Absrtact: The first stage: the size of the search engine's web crawl is to take the "size of all" strategy, that is, the Web page can be found in the link to be crawled into the URL, the mechanical will be the new crawl page of the URL extracted, this way although
The first stage: the size of all
Search engine Web Crawl is to take " Size-All "strategy, that is, the Web page can be found in the link to the crawl URL, mechanical will be newly crawled Web page in the URL extracted, this way although relatively old, but the effect is very good, this is why many webmaster response spider to visit, but did not include the reason, this is only the first stage.
Phase II: Web rating
The second stage is to grade the importance of the Web page, PageRank is a well-known link analysis algorithm, can be used to measure the importance of the Web page, it is natural that the webmaster can use the idea of PageRank to sort the URL, which is your passion for "hair outside the chain", according to a friend, in China " Hair outside the chain "this market has billions of dollars a year on the scale."
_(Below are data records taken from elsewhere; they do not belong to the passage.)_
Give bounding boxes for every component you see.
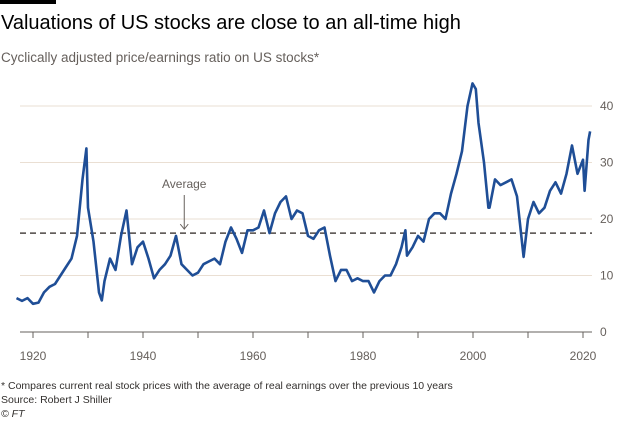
average-arrowhead (179, 223, 189, 230)
chart-title: Valuations of US stocks are close to an … (1, 12, 461, 34)
y-tick-label: 20 (600, 212, 614, 226)
brand-bar (0, 0, 56, 4)
copyright: © FT (1, 408, 25, 420)
source: Source: Robert J Shiller (1, 394, 112, 406)
x-tick-label: 1980 (350, 349, 377, 363)
x-tick-label: 2000 (460, 349, 487, 363)
x-tick-label: 1960 (240, 349, 267, 363)
chart-subtitle: Cyclically adjusted price/earnings ratio… (1, 50, 320, 65)
y-tick-label: 30 (600, 156, 614, 170)
y-tick-label: 40 (600, 99, 614, 113)
x-tick-label: 2020 (570, 349, 597, 363)
y-tick-label: 0 (600, 325, 607, 339)
y-tick-label: 10 (600, 269, 614, 283)
x-tick-label: 1920 (20, 349, 47, 363)
footnote: * Compares current real stock prices wit… (1, 380, 453, 392)
average-label: Average (162, 177, 207, 191)
cape-series-line (15, 82, 592, 306)
x-tick-label: 1940 (130, 349, 157, 363)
The purpose of the crawler is to download the Web page, but PageRank is a global algorithm, that is, when all the pages have been downloaded, the results are reliable. For small and medium Web sites, if the server quality is not good, if in the crawl process, only to see part of the content, in the crawl phase is unable to obtain a reliable PageRank score.
Phase III: OCIP strategy
The OCIP strategy is more like the improvement of the PageRank algorithm. Before the algorithm starts, each page is given the same "cash", and whenever a page A is downloaded, a gives its "cash" average to the link page contained in the page, emptying its "cash". This is one of the reasons why the fewer links are exported, the higher the weight.
And for the Web page to be crawled, according to the amount of cash on hand to sort, priority to download the most abundant cash pages, Ocip is roughly the same as the PageRank idea, the difference is: PageRank each iteration to calculate, and ocip do not need, so the calculation speed is far faster than the PageRank, Suitable for real-time computing. This may be why a lot of Web pages will appear "seconds".
Stage four: The priority strategy of the station.
Big Station priority thinking is very direct, to the site as a unit to measure the importance of the Web page, for the URL to be crawled in the queue of pages, according to the site classification, if which site waiting to download the most pages, then priority to download these links. The essence of the idea is "a preference to download large Web site url". " Because large websites often contain more pages. In view of the large web site is often a famous station, the quality of its web page generally higher, so this idea is simple, but there is a certain basis.
Experiments show that the algorithm is simple and rough, but it can be used to collect high-quality Web pages, which is very effective. This is why many Web site content is reproduced, the major stations can be ranked in front of you one of the most important reasons.